Chase Franklin, CEO, Qpass nods to “the many content providers and mobile operators around the world who have deployed these services.” Champagne all around might be in order, Chase.

In 2005, the volume of transactional revenue that the Qpass platform processed was nearly three times the volume of 2004, averaging more than $2 million in revenue value per day. And although ring tones continue to represent the largest single category of premium content revenue; mobile games, video services and new types of downloadable applications – such as eBay, Mapquest, MobiRadio, and instant messaging – were the fastest-growing categories in 2005.

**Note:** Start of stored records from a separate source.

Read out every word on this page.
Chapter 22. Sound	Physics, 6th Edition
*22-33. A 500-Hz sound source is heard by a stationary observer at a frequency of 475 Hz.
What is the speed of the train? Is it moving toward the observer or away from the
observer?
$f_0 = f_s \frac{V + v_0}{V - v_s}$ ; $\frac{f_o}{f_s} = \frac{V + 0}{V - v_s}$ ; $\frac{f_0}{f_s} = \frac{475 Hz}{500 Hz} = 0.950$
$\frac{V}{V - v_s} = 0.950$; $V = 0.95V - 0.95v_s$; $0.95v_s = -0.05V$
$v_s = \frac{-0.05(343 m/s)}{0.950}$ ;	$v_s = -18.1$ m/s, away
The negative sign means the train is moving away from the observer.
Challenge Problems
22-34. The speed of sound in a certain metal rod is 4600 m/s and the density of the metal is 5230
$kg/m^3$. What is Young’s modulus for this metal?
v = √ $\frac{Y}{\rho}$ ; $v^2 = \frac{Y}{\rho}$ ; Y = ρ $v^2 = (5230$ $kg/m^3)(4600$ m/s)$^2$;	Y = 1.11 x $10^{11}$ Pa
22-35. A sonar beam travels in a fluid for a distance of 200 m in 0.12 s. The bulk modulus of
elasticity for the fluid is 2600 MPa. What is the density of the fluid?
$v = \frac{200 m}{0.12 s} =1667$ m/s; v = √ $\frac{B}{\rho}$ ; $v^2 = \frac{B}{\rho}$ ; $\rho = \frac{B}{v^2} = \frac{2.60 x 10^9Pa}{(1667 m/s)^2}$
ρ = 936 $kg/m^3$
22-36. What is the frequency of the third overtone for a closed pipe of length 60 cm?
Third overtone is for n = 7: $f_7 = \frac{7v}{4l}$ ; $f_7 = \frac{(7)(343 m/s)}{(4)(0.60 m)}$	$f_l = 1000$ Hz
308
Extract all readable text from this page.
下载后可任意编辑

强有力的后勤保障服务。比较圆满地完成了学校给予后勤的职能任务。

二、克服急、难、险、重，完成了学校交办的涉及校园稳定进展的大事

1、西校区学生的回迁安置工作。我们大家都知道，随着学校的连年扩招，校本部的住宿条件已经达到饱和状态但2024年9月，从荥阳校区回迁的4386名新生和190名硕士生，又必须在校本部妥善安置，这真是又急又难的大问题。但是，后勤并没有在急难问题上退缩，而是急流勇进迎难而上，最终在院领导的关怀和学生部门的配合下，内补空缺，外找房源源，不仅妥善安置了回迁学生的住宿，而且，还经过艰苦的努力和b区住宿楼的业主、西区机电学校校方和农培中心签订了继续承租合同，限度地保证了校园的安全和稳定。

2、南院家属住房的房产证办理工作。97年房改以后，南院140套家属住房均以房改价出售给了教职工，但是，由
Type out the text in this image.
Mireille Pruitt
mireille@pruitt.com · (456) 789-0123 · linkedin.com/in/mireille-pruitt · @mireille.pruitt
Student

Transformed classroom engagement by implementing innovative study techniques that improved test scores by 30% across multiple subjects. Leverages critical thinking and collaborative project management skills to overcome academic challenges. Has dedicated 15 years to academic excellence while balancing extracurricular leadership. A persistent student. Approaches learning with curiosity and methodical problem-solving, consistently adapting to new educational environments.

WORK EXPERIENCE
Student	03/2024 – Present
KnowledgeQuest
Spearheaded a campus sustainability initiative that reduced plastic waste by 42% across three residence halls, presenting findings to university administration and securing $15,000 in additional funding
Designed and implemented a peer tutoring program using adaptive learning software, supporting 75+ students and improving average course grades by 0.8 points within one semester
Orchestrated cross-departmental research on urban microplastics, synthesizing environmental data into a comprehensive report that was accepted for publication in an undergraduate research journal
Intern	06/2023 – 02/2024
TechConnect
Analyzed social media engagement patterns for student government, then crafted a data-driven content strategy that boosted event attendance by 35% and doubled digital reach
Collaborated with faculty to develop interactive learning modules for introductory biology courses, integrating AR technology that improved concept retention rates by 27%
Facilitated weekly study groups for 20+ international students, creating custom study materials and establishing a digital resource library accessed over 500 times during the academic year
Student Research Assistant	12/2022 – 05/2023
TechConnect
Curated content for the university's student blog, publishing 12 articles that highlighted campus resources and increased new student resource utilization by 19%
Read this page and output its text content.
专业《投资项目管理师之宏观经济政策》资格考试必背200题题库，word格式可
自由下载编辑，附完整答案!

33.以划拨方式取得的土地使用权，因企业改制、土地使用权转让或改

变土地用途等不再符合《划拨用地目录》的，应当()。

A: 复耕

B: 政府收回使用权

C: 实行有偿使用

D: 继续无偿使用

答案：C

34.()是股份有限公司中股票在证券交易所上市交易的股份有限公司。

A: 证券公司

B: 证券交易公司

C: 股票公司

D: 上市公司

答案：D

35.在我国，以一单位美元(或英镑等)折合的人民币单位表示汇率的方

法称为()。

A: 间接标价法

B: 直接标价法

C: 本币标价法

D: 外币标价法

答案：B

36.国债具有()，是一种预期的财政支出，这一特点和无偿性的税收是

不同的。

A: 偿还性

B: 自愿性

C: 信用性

What Qpass actually does is enable the buying and selling of digital goods and services over any network. Their platform manages hundreds of thousands of content applications and services across mobile, VoIP, and WiFi networks and the company manages the entire digital commerce transaction process, from content sourcing, to merchandising and delivery, to billing and customer care.

Those allergic to unbearable tech geekiness, avert your eyes. As a public service to the pocket-protector crowd First CoffeeSM reports that O2Micro International Limited, a supplier of power management and security components and systems for the computer, consumer, industrial, and communications markets, has announced its SifoWorks M520 Version 2.01.06, internet security gateway appliance product, has passed the 1.0D criteria for ICSA Labs IPSec Product Certification and may use the ICSA Lab Certification logo on its SifoWorks model M520, Version 2.01.06.

The SifoWorks M520 IPSec VPN-Firewall product is based on a proprietary ASIC and achieves a wide range of high performance security functions at wire speed. The SifoWorks M520 contains security applications that operate with what company officials claim as “minimal latency,” including deep content detection and filtering, URL blocking and VoIP H.323 blocking.

The SifoWorks M520 is marketed primarily to medium and large-scale enterprises, universities, systems integrators and OEMs.

Whew. Reminds me of Steve Martin’s plumber joke.